Orthopedic surgeons have enjoyed increasing compensation and have benefited from structural changes to ASC reimbursement. However, moving forward, reimbursement for professional and technical services is expected to flatten, and orthopedics will be challenged by many of the same issues faced by other specialties.

Pressures on the orthopedic status quo include the following:

  • New insurance models are being designed, especially in spine services, to reduce surgical cases and drive down the cost of certain procedures. For example:
    • Physiatrists are being leveraged as the first line of treatment for patients with back pain.
    • Programs are expanding that keep nonoperative patients out of the surgeons’ office and increase volumes to primary care, sports medicine, physiatry, and other specialties.
  • Health reform initiatives and value-based payments will grow in importance.
    • Provider networks (ACOs) may direct patients to lowest-cost facilities and reduce ASC margins.
    • Orthopedists and hospitals will share more risk for overall cost of care and outcomes, increasing incentives for cooperative initiatives.
    • The likely bundled payment mandate in 2016 will require increased integration between orthopedic surgeons and other providers of musculoskeletal care.
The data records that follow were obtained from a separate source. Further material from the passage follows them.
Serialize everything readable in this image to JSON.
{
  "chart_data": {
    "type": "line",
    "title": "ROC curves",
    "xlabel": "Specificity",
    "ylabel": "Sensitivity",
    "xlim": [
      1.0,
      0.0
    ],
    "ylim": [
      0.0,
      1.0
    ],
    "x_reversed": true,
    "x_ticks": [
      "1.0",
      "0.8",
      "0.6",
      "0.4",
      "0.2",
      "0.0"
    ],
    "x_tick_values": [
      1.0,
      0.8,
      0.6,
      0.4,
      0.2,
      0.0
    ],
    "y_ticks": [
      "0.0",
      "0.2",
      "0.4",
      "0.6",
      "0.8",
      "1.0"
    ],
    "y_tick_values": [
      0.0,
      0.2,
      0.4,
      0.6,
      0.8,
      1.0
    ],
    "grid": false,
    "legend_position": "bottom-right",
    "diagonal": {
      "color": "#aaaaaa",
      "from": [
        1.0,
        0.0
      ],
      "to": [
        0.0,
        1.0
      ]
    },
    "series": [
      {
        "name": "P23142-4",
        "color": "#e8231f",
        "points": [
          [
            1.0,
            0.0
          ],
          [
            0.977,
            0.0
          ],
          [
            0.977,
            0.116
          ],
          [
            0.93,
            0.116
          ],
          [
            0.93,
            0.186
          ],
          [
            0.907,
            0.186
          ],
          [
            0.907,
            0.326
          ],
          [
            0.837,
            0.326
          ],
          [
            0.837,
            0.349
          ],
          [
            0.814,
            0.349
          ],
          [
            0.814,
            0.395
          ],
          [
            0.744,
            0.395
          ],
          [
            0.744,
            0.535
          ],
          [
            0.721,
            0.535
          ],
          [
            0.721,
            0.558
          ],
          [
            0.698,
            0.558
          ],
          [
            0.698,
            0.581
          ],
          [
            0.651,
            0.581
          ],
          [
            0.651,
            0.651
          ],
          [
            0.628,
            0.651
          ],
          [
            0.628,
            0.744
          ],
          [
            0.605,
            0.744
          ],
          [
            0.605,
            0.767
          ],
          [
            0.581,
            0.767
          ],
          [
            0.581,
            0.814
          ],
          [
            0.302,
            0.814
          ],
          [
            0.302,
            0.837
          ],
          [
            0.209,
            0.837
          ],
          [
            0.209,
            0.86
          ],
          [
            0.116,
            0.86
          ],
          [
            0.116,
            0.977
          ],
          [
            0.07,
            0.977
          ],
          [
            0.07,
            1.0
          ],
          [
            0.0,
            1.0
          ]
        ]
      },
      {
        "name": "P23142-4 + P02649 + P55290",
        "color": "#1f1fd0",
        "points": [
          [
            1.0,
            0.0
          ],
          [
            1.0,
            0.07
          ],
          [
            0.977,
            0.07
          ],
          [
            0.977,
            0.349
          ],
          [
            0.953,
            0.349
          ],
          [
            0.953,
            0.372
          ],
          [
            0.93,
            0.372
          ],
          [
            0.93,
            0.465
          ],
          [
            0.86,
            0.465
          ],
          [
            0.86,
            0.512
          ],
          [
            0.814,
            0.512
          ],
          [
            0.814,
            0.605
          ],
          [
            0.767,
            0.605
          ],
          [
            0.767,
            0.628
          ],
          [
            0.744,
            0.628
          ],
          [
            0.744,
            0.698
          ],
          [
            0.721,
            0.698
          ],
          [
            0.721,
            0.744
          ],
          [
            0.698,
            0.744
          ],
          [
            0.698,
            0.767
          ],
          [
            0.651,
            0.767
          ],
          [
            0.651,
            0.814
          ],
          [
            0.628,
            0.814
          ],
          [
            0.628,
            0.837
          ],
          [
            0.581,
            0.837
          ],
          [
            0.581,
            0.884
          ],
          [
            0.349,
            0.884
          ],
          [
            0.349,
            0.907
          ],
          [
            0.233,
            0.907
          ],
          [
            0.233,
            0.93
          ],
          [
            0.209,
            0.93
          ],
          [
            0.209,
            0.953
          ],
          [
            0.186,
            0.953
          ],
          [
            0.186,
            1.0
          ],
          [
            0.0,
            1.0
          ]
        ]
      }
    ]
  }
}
Over time, these and other pressures will potentially reduce the growth in orthopedic compensation and create a more receptive environment for employment and other affiliation relationships.

The Bottom Line

We’ve made the case that independent orthopedists in most communities are doing well and are not especially interested in working for a hospital. Don’t try to push this rock uphill by attempting to move forward with employment initiatives unless there is clear benefit to both the hospital and interested orthopedists. Our advice is to closely monitor changes in your market and start substantive conversations with independent orthopedists to build trusting relationships that can add value in the current climate and avoid a crisis mentality when market dynamics change. Engage orthopedists in a discussion of the rationale and options for closer affiliation with the hospital and be prepared to move ahead with those who align with at least some part of your vision. After demonstrating your commitment to sharing leadership and rewards with physicians, the opportunities for affiliation will expand rapidly.


  • 1.

    Source: 2008 to 2011 MGMA Physician Compensation and Production Surveys (based on 2007 to 2010 data).

  • 2.

    Source: 2008 to 2011 ECG Management Consultants, Inc., Provider Compensation, Production, and Benefits Surveys (based on 2007 to 2010 data).

  • 3.

    “Physician Alignment in an Era of Change,” HealthLeaders Media, September 2010.

  • 4.

    The most traditional way to align with orthopedists is by providing them a superlative clinical and operating experience in your ORs. For further details, see “Hitting Your
    Stride: Aligning With Surgeons to Develop Your Orthopedic Program,” Insight, January 2009.